她體力還沒恢復,屋裡又暖和,這個澡便洗得格外慢。
陸衛東處理完手頭的事,先去了一趟食堂。
也不知道葉文熙的胃口恢復了沒有,不知道她現在想什麼。
便打了好幾樣主食和菜。
有清淡的粥和饅頭,也打了半斤米飯。
葷菜有排骨燉土豆、紅燒肉,又打了兩個素菜,一個醋溜白菜和一個尖椒幹豆腐。
窗口打飯的大嬸兒眼尖,笑著問:「陸營長,打這麼多,是倆人吃的啊?」
「嗯,」陸衛東應得乾脆,「還有我愛人。」
「哎呦,真會疼人!」大嬸兒手裡勺子抖也不抖。
又舀一勺小雞燉蘑菇加了進去。
「給你媳婦也嘗嘗這個。
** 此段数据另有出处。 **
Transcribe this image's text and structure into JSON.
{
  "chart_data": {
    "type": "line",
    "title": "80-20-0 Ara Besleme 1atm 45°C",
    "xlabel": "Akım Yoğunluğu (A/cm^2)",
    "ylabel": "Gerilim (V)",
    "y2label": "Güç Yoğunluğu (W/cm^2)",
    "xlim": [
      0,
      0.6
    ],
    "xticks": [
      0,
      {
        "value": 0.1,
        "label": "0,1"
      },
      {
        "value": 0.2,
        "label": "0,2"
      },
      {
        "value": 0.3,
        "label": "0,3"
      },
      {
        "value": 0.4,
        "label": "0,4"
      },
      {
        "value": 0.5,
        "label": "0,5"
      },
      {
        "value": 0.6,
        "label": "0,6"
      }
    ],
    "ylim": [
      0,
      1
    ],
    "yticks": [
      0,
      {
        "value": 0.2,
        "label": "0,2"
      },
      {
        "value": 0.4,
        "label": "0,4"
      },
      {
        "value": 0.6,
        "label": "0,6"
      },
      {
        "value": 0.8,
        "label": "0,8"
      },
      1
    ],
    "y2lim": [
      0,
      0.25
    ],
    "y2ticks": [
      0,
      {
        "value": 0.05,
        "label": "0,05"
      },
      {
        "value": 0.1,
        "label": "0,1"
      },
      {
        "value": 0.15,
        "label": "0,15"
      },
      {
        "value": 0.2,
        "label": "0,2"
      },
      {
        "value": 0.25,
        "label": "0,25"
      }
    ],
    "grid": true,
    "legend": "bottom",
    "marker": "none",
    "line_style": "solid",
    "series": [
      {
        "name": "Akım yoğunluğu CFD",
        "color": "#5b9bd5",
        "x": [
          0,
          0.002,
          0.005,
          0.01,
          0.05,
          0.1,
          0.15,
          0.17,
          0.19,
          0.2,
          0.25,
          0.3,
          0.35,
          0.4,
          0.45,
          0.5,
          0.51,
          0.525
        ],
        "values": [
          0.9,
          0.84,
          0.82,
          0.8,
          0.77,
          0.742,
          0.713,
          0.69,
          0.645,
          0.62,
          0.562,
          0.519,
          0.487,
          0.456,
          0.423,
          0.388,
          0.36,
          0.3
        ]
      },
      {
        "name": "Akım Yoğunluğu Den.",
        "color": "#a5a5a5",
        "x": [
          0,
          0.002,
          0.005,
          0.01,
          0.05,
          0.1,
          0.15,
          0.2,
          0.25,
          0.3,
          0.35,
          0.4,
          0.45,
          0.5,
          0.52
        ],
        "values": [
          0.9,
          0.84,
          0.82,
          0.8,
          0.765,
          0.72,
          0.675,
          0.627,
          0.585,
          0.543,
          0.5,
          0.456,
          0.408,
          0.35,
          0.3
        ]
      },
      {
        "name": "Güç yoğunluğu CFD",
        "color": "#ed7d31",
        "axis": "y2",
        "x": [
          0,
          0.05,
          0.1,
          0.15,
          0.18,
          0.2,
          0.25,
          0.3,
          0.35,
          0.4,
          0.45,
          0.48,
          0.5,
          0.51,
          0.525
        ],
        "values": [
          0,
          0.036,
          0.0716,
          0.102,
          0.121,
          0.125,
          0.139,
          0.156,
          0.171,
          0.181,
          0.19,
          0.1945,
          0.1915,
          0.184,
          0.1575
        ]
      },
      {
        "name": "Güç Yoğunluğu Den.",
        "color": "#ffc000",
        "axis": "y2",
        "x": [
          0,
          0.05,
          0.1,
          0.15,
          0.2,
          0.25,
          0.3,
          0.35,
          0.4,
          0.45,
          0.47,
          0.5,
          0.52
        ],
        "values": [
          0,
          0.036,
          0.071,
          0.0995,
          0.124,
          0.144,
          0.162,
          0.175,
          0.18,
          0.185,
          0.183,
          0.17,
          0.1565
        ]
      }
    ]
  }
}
」
旁邊幾個正在吃飯的士兵交換了個眼神。
都聽說陸營長結婚了,可沒見他媳婦來過食堂,到底是個什麼樣的人?
王浩正巧也要打飯,端著飯盒就湊了過來:「營長,昨天嫂子的洗衣機可是我幫運回去的!」
「你不請我吃頓飯?要不你再多打一份,我跟你一起回去?」王浩開玩笑的說。
「今天不方便。」陸衛東沒感情地扔出一句。
王浩剛想嗤笑他就這麼想要二人世界...
「你嫂子病了。」
「啊?嚴不嚴重?」
「燒到42度,打了退燒針,好一些了。」陸衛東拎起飯盒,「我得趕緊給她送回去。」
「哎呦,那可能是昨天凍著了。」王浩連忙說。
「昨天嫂子可是從縣裡坐馬車回來的,現在降溫了,一路上肯定夠嗆。」
陸衛東腳步一頓:「坐馬車?」
他瞬間就明白了,她一個人,沒有車,還能怎麼把洗衣機運回來。
隨即湧上心頭的,是巨大的懊惱和愧疚。
怪自己沒想周全,沒提前把這些東西備好,剛安家就不在,連陪她去買都沒能做到。
自責與愧疚,像兩隻無形的手,推著陸衛東的腳步又快了幾分。
家屬院上不少人跟陸衛東打招呼,看到了他拎著的滿滿三大盒飯盒。
「陸營長,給愛人帶飯回來了啊?」
「陸營長,愛人來隨軍了啊?」
「嗯」陸衛東一一點頭回應。
他走過之後人群中的議論聲斷斷續續的響起
「沒想到這個陸衛東還是個疼媳婦的呢?」
「看來人家感情好著呢,怪不得之前有人被處分了,這些人就是亂嚼舌根子!活該!」
忽然有個紮著兩條小辮的年輕姑娘,小跑著攔到他面前,聲音又輕又軟:
「陸營長,聽說您負傷了....還嚴重嗎?」
話沒說完,她自己先害羞地低下頭。
「抱歉,借過一下。」
陸衛東幾乎是和她同時開口,腳下沒停,側身就從她旁邊繞了過去。
那姑娘僵在原地,臉上紅一陣白一陣。
.....
陸衛東幾步走到家門口,掏出鑰匙,「咔噠」一聲擰開了門。
他把從食堂打來的飯菜放在桌上,轉身去卧室叫人,卻發現床上空著。
隨後便聽見衛生間傳來淅淅瀝瀝的水聲。